I
Ela era mesmo uma mulher. A primeira constatação sobre sua
natureza humilhada viera muito cedo, quando, sob a tirania da mãe, era forçada a
fazer todo o serviço doméstico, enquanto os irmãos, miniaturas de homens, ensaiavam
felizes para a vida adulta, se deleitando com divertidas e inteligentes
brincadeiras.
Mais tarde, quando se tornara uma “mocinha”, lhe ensinaram
que bons modos eram necessários: não se sentar de pernas abertas, não dizer
palavras feias, conter impulsos, principalmente os sexuais. Assim ela cresceu
reprimindo revoltas, sufocando sonhos, suportando mensalmente, como uma
religiosa, os desconfortos hormonais e, todos os dias, desde a adolescência, o
peso dos seios, grandes demais para sua estatura.
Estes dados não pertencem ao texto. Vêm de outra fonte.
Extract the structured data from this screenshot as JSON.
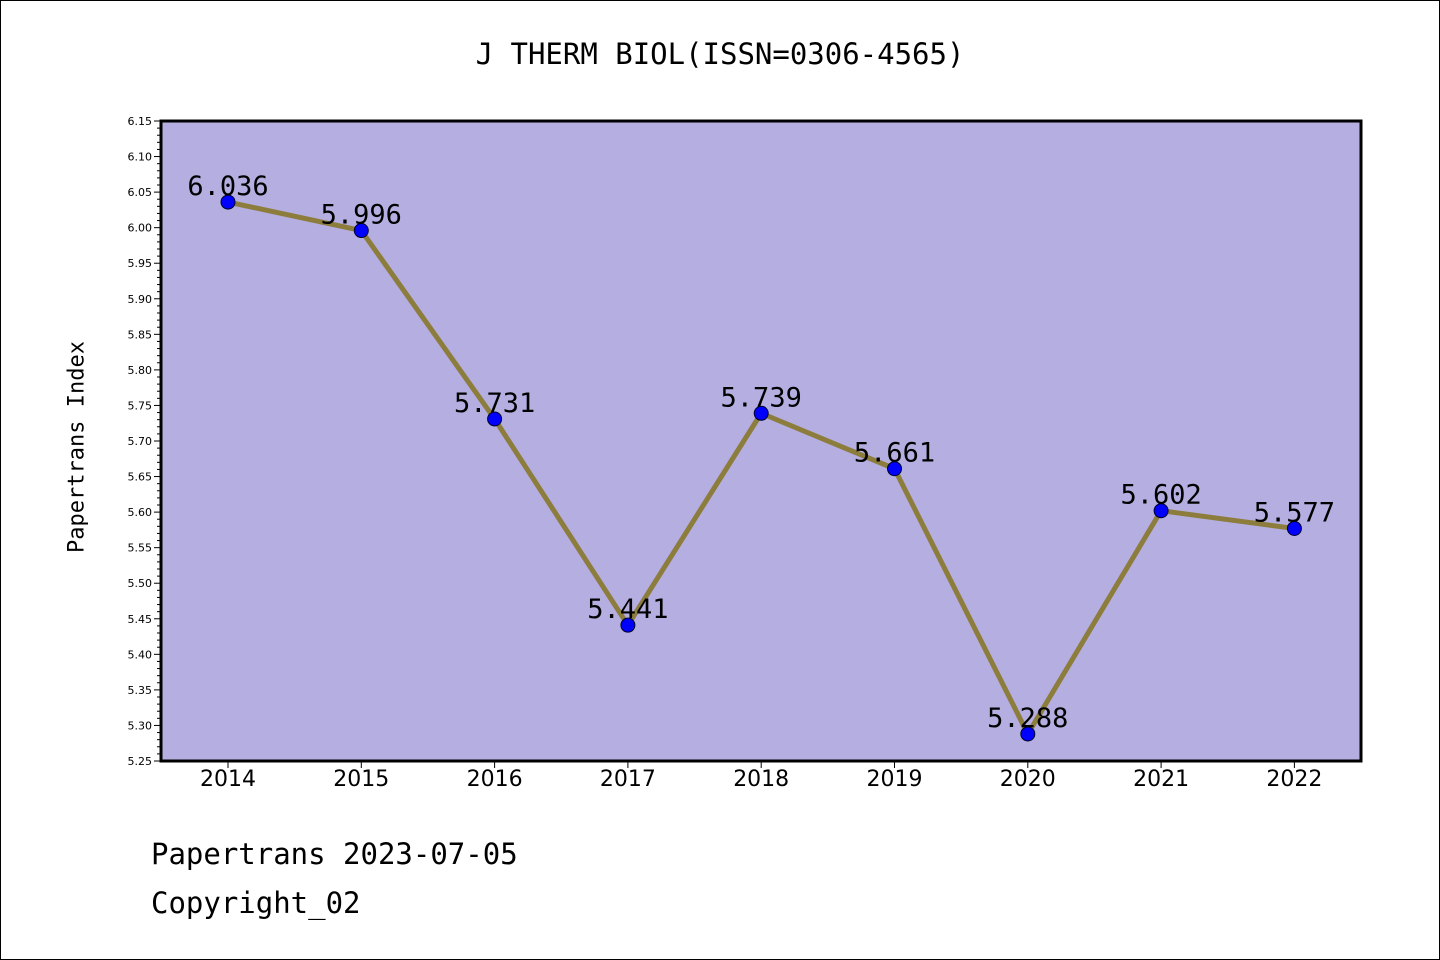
{
  "title": "J THERM BIOL(ISSN=0306-4565)",
  "footer": {
    "date_line": "Papertrans 2023-07-05",
    "copyright_line": "Copyright_02"
  },
  "chart_data": {
    "type": "line",
    "title": "J THERM BIOL(ISSN=0306-4565)",
    "xlabel": "",
    "ylabel": "Papertrans Index",
    "categories": [
      "2014",
      "2015",
      "2016",
      "2017",
      "2018",
      "2019",
      "2020",
      "2021",
      "2022"
    ],
    "series": [
      {
        "values": [
          6.036,
          5.996,
          5.731,
          5.441,
          5.739,
          5.661,
          5.288,
          5.602,
          5.577
        ],
        "data_labels": [
          "6.036",
          "5.996",
          "5.731",
          "5.441",
          "5.739",
          "5.661",
          "5.288",
          "5.602",
          "5.577"
        ]
      }
    ],
    "ylim": [
      5.25,
      6.15
    ],
    "y_ticks": [
      "5.25",
      "5.30",
      "5.35",
      "5.40",
      "5.45",
      "5.50",
      "5.55",
      "5.60",
      "5.65",
      "5.70",
      "5.75",
      "5.80",
      "5.85",
      "5.90",
      "5.95",
      "6.00",
      "6.05",
      "6.10",
      "6.15"
    ],
    "grid": false,
    "legend": "none",
    "colors": {
      "plot_background": "#b4aee1",
      "line": "#8c7d3c",
      "marker": "#0000ff"
    }
  }
}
Casou-se aos 23. Engordou.
foi com pavor que viu seu corpo tornar-se diariamente
monstruoso quando, aos 26, engravidou.
Depois do nascimento da criança Paula até conseguiu perder
algum peso, mas seus seios estavam ainda mais pesados, devido à fartura de
leite.
Paula, que nunca havia sido uma pessoa alegre foi, aos
poucos, ficando mais triste. Sua vida era uma grande cela. Uma natureza
aprisionada sujeita a costumes sociais absurdos. Um casamento infeliz e um bebê
de quase um ano, que sugava toda a sua existência, com sua dependência ameaçadora. Paula, que nunca havia
permitido que o desejo explodisse em pétalas em sua pele estriada tornou-se uma
mulher ainda mais fria e rígida, na cama escurecida pela exigência diária de
luzes apagadas.
Quando deixou de dar-se sem prazer, o marido, dez anos mais
velho que ela, reclamou:
- Paula, o que está acontecendo? Dor de cabeça não é... O
neurologista já disse!
- Ora! Me deixe! Não tenho vontade! Nunca tive!
Ele, egoísta, comentava:
-Mas, e eu? Como ficam as minhas vontades? Depois não vá
reclamar quando eu arrumar outra!
E, ao dizer essas palavras ressentidas, fazia um gesto brusco
de insatisfação, cobrindo-se com o edredom, dos pés à cabeça, virando-se para o
lado da parede.
Embora agisse dessa maneira em resposta às cada vez mais constantes
recusas da mulher, o marido de Paula não era um homem ruim. Agia assim porque
era apenas uma pobre criança, grande e desamparada, tão dependente do corpo da
mulher quanto seu filho pequeno.
O fato é que a falta de sexo acabou por sensibilizá-lo.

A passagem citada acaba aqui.